Сказанное – азы философии «праксиса». Важно понять, что это – и азы политики. А потому политика возможна лишь как игра свободных и разумных воль друг с другом, в которых взаимное насилие всегда присутствует необходимо как условие свободы и нравственного самоопределения людей. И эта игра предотвращает узурпацию Разума какой-либо одной стороной, ибо разум – всегда нечто оспариваемое в этой игре и в то же время формируемое ею. «Объективный разум» ситуации (признанные сторонами правила, нормы, принципы общежития) – всегда временный исход игры, никогда не совпадающий полностью с замыслами какой-либо из участвующих в игре сторон. Если в истории есть свобода и даже местами и временами бывает демократия, то это происходит только потому, что присутствующий в истории и демократии разум формируется не вполне разумно, т. е. не в соответствии с разумными планами каких-либо участников политики, которые, осуществись они полностью, дали бы (и нередко давали) узурпацию.
Конечно, бывают очень тяжелые условия игры и самоопределения воль, вызванные огромным неравенством ресурсов, которые стороны используют друг против друга.
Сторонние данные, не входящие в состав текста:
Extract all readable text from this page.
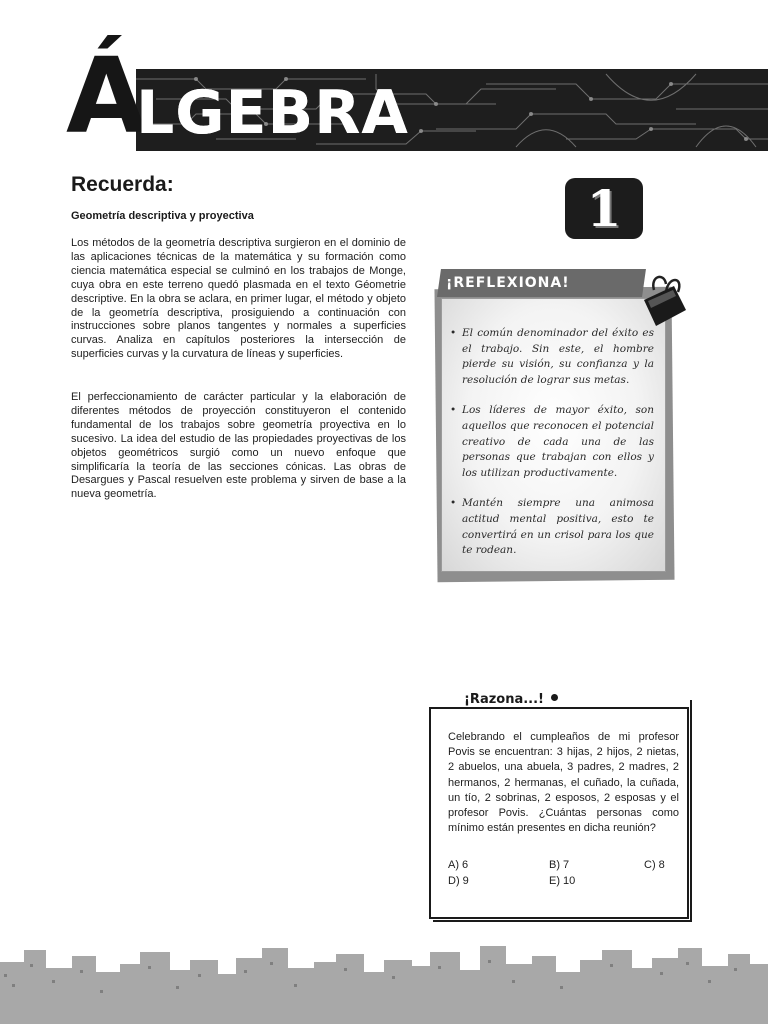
Á
LGEBRA
Recuerda:
Geometría descriptiva y proyectiva

Los métodos de la geometría descriptiva surgieron en el dominio de las aplicaciones técnicas de la matemática y su formación como ciencia matemática especial se culminó en los trabajos de Monge, cuya obra en este terreno quedó plasmada en el texto Géometrie descriptive. En la obra se aclara, en primer lugar, el método y objeto de la geometría descriptiva, prosiguiendo a continuación con instrucciones sobre planos tangentes y normales a superficies curvas. Analiza en capítulos posteriores la intersección de superficies curvas y la curvatura de líneas y superficies.

El perfeccionamiento de carácter particular y la elaboración de diferentes métodos de proyección constituyeron el contenido fundamental de los trabajos sobre geometría proyectiva en lo sucesivo. La idea del estudio de las propiedades proyectivas de los objetos geométricos surgió como un nuevo enfoque que simplificaría la teoría de las secciones cónicas. Las obras de Desargues y Pascal resuelven este problema y sirven de base a la nueva geometría.

1
¡REFLEXIONA!
• El común denominador del éxito es el trabajo. Sin este, el hombre pierde su visión, su confianza y la resolución de lograr sus metas.
• Los líderes de mayor éxito, son aquellos que reconocen el potencial creativo de cada una de las personas que trabajan con ellos y los utilizan productivamente.
• Mantén siempre una animosa actitud mental positiva, esto te convertirá en un crisol para los que te rodean.
¡Razona...!

Celebrando el cumpleaños de mi profesor Povis se encuentran: 3 hijas, 2 hijos, 2 nietas, 2 abuelos, una abuela, 3 padres, 2 madres, 2 hermanos, 2 hermanas, el cuñado, la cuñada, un tío, 2 sobrinas, 2 esposos, 2 esposas y el profesor Povis. ¿Cuántas personas como mínimo están presentes en dicha reunión?

A) 6	B) 7	C) 8
D) 9	E) 10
Такая ресурсная асимметрия и называется угнетением, являющимся специфическим и неприемлемым для угнетенной стороны видом политического насилия. Но нам важно сейчас подчеркнуть другое. Непревращения философского вопроса «что есть свободная и разумная воля?» в политический вопрос «кто и как определяет, что есть свободная и разумная воля?» порождается узурпацией кем-то Разума, т. е. прекращением политической игры взаимных насилий. С этим кончается политика и начинается то страшное безмолвие угнетенных, которое равносильно их низвержению в «природу» и низведению их, действительно, к положению тел.
2. Неудовлетворенность «физическим» определением насилия нередко приводит к тому, что его узость пытаются преодолеть предельно широкой, воистину всеохватывающей трактовкой насилия. Так, насилие может определяться в качестве «любой силы, примененной к индивиду или группе и вынуждающей их соглашаться или действовать вопреки воле этого индивида или группы»[80]. Другая редакция той же всеохватности гласит: «Насилие. – это все то, что препятствует людям удовлетворять их фундаментальные потребности…»[81].
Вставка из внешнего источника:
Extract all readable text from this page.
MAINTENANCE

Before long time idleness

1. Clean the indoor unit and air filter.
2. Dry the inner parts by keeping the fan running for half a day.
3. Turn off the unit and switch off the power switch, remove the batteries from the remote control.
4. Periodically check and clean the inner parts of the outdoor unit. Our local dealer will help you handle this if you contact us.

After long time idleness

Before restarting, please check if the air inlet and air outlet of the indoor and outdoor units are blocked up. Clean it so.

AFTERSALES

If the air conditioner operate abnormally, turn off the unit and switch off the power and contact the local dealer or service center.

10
Главное различие между этими определениями в том, что в центре первого находится свободная воля (индивида или группы), а второго – фундаментальные потребности. Присмотримся внимательнее к каждому из них.
Земное тяготение препятствует мне парить в пространстве подобно космонавтам, покинувшим пределы Земли, даже если я очень этого хочу. Устройство органов дыхания, равно как и некоторые другие особенности человеческого тела, принуждают меня отказаться от жизни под водой, даже если это является моей заветной мечтой. В обоих случаях я вынужден соглашаться на что-то и действовать как-то вопреки моим желаниям и воле. Означает ли это, что я подвергся насилию со стороны массы Земного шара в первом случае и анатомии собственного организма – во втором?
Наверное, признать все это насилием было бы равнозначно утрате всякого смысла понятия «насилие», хотя ничто в приведенном определении логически не препятствует такому признанию. Что еще важнее – в данном определении понятие насилия утрачивает свой критический потенциал. Оно ставит на одну доску естественное принуждение, заставляющее меня отказаться от исполнения абсурдных желаний (или социальное принуждение, подавляющее преступные вожделения), и предосудительное насилие, вынуждающее меня, скажем, отказаться говорить правду под угрозой расправы над моей семьей.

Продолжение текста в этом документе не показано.